Re: Two different Delivery Services using the same host regexp: A suggested Traffic Monitor code change

Robert Butts Tue, 02 Jan 2018 08:35:32 -0800

>I would like to avoid adding additional configurations to a system, in
cases where the system can auto-detect the proper configuration.


But the system can't, in this case. Detecting a single field as "must be
the DS Name" makes single-domain hosts impossible (such as `localhost`).
Single-domain names are perfectly valid within an internal network, we
shouldn't make that configuration impossible.

I agree, minimizing configuration is ideal, but in this case, it isn't
possible without making certain things mysteriously impossible; and that's
going to be a very confusing bug for someone to track down, if they need it.

Moreover, that configuration does exist, whether we try to magically detect
it or not. It is a property of the cache. And that's what Traffic Ops is
for -- configuration data about the cache should be stored in TO. Not
having it there is going to make Operations' job more difficult, because
now they can't easily see what type of Stats a cache is serving. For
example, what if there's a bug and the Monitor is inferring the wrong type?
Now it's a nightmare for Ops and Dev to track down.

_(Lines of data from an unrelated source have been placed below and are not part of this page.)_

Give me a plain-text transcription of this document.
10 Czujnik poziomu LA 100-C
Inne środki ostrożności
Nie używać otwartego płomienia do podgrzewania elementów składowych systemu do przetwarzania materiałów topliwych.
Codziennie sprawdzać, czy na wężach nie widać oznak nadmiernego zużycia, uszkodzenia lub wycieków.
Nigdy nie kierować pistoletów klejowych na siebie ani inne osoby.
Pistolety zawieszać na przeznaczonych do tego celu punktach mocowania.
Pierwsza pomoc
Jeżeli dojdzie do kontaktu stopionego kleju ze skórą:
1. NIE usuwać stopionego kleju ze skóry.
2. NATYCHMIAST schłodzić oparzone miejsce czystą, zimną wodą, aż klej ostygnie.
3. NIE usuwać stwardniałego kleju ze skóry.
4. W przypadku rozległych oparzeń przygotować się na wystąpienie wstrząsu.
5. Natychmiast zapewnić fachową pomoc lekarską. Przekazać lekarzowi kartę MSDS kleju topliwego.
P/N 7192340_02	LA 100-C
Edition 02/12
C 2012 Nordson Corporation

I support what you want to accomplish, supporting multiple DSes with the
same regex; and it's expensive to parse the domain anyway, it's ideal to
have the DS name in the stat. But unfortunately, it isn't possible to
automatically infer without making certain configurations impossible, and
failing to store the Stats type configuration (which exists, whether we
store the data or not) in TO is going to lead to pain.

>I do think it would be nice to have Traffic Monitor support some sort of
canonical stats interface

I have mixed feelings. On one hand, it'd be simpler, if there were "One
Right Way" with all the things we want/need. But on the other hand, that
would make it painful to use Caches with Traffic Control which don't have
extensible stats. It'd mean users would have to set up an intermediary
service (for every single Cache) to transform the Stats, for Cache
applications which aren't sufficiently configurable.

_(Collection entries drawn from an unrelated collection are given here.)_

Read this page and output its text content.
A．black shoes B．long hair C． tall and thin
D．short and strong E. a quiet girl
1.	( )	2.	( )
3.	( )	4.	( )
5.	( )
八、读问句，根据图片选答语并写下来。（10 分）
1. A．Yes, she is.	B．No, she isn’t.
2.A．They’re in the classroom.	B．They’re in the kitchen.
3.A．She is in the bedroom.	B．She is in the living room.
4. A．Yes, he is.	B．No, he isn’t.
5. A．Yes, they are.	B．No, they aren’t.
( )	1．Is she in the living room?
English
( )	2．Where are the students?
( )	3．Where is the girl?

Maybe it'd be better make the Monitor able to easily be extended, similar
to adding an endpoint in Golang TO, simply by adding a function in a new
file, and adding that func to a "Server Cache Type" map? That solution
seems fairly easy, and much easier for users to add custom stats than
having to write and deploy an intermediary service. It will also be safe,
if we make the TO database field non-nullable and default to the current
type.


Also be aware @orens that raw stats are part of the /publish/CacheStats API
in Traffic Monitor. Changing the Stats format will fundamentally change
that API endpoint (unless you also write the Monitor code to rebuild the
domain, as inserted into the `Result.Astats.Ats` and `ResultStatHistory`
objects). I'm not sure if anything currently uses that (Router? Traffic
Stats?), but anything that does will break. Just something to be aware of.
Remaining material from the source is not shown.